The Minister said the government was reviving the poultry industry through the rehabilitation of 300 outgrower poultry farms across the country over the next 12 months. Each of these farms can be scaled to produce 200,000 birds within each poultry cycle of 4 months.
Similarly, he said for rice, his ministry was rolling out specific interventions to increase local production and reduce import levels and the national target, he indicated, was to attain self-sufficiency in 2028 with a total paddy production of 3.31 million MT (equivalent to 1.82 million MT of milled rice).
That, Dr Acheampong said, would require putting 690,059 hectares of land under cultivation and with just 381,663 hectares currently under cultivation,
“We have to put an additional 308,396 hectares into cultivation over the next 5 years.
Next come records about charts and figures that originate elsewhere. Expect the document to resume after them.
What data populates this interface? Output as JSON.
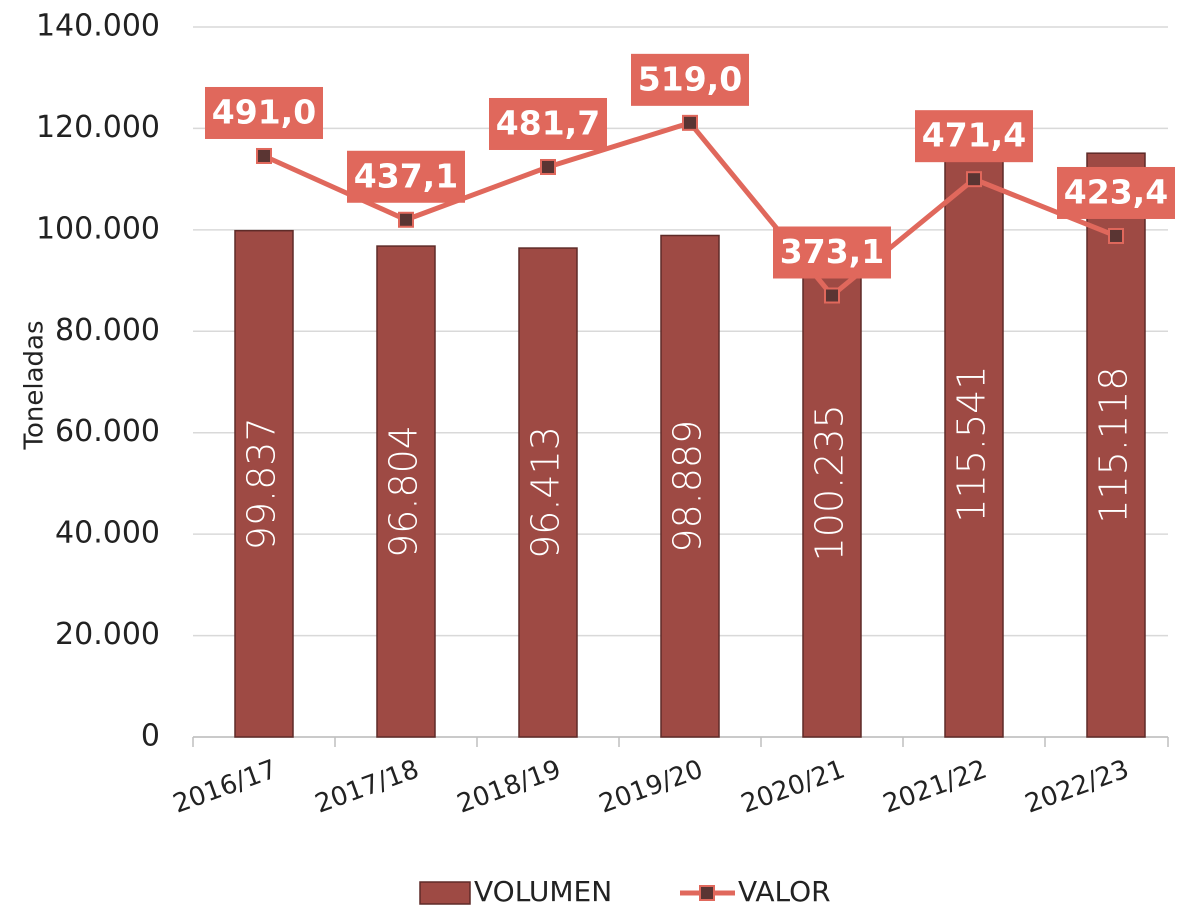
{
  "chart_data": {
    "type": "bar",
    "y_label": "Toneladas",
    "categories": [
      "2016/17",
      "2017/18",
      "2018/19",
      "2019/20",
      "2020/21",
      "2021/22",
      "2022/23"
    ],
    "series": [
      {
        "name": "VOLUMEN",
        "type": "bar",
        "color": "#9e4a44",
        "values": [
          99837,
          96804,
          96413,
          98889,
          100235,
          115541,
          115118
        ],
        "value_labels": [
          "99.837",
          "96.804",
          "96.413",
          "98.889",
          "100.235",
          "115.541",
          "115.118"
        ]
      },
      {
        "name": "VALOR",
        "type": "line",
        "axis": "y2",
        "color": "#e0685c",
        "values": [
          491.0,
          437.1,
          481.7,
          519.0,
          373.1,
          471.4,
          423.4
        ],
        "value_labels": [
          "491,0",
          "437,1",
          "481,7",
          "519,0",
          "373,1",
          "471,4",
          "423,4"
        ]
      }
    ],
    "ylim": [
      0,
      140000
    ],
    "yticks": [
      0,
      {
        "value": 20000,
        "label": "20.000"
      },
      {
        "value": 40000,
        "label": "40.000"
      },
      {
        "value": 60000,
        "label": "60.000"
      },
      {
        "value": 80000,
        "label": "80.000"
      },
      {
        "value": 100000,
        "label": "100.000"
      },
      {
        "value": 120000,
        "label": "120.000"
      },
      {
        "value": 140000,
        "label": "140.000"
      }
    ],
    "y2lim": [
      0,
      600
    ],
    "grid": true,
    "legend": "bottom"
  }
}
In this regard, and over the next 12 months, we will be investing in the development of 50,000 hectares of land under an agro-economic enclave project.
“We are also undertaking the rehabilitation and expansion of several irrigation schemes that would see the construction of 50,000 hectares of irrigated land in the inland and lowland valleys, which give the highest yields for rice (average of 6.5 MT per hectare)” the food and agriculture minister disclosed.
On the manpower front, Dr Acheampong said the ministry would engage 70,000 young people to go into rice farming out of the 200,000 people the YEA intends to employ under their Youth in Agriculture module.
All these specific interventions, the agriculture minister said will result in increased production levels from the current 684,761 MT to 907,790 MT in 2024 and push our self-sufficiency level from 47.5% to 59.4%.
“Sustaining these interventions will ramp up subsequent years’ production levels to reach 1,823,577 MT by 2028 with self-sufficiency of 106%, with attendant savings in our import bill.
“This is just a summary for you to appreciate the agricultural reconstruction that we have set in motion. Phase 2 of the PFJ will be the single biggest agricultural revolution in this country, and we believe that Ghana will achieve food security” Dr Acheampong indicated.
“Our mission here today is to invite financial institutions into this national development conversation. We need to establish a nexus for greater collaboration in pursuit of our collective objective of transforming Ghana’s agriculture,” he further remarked.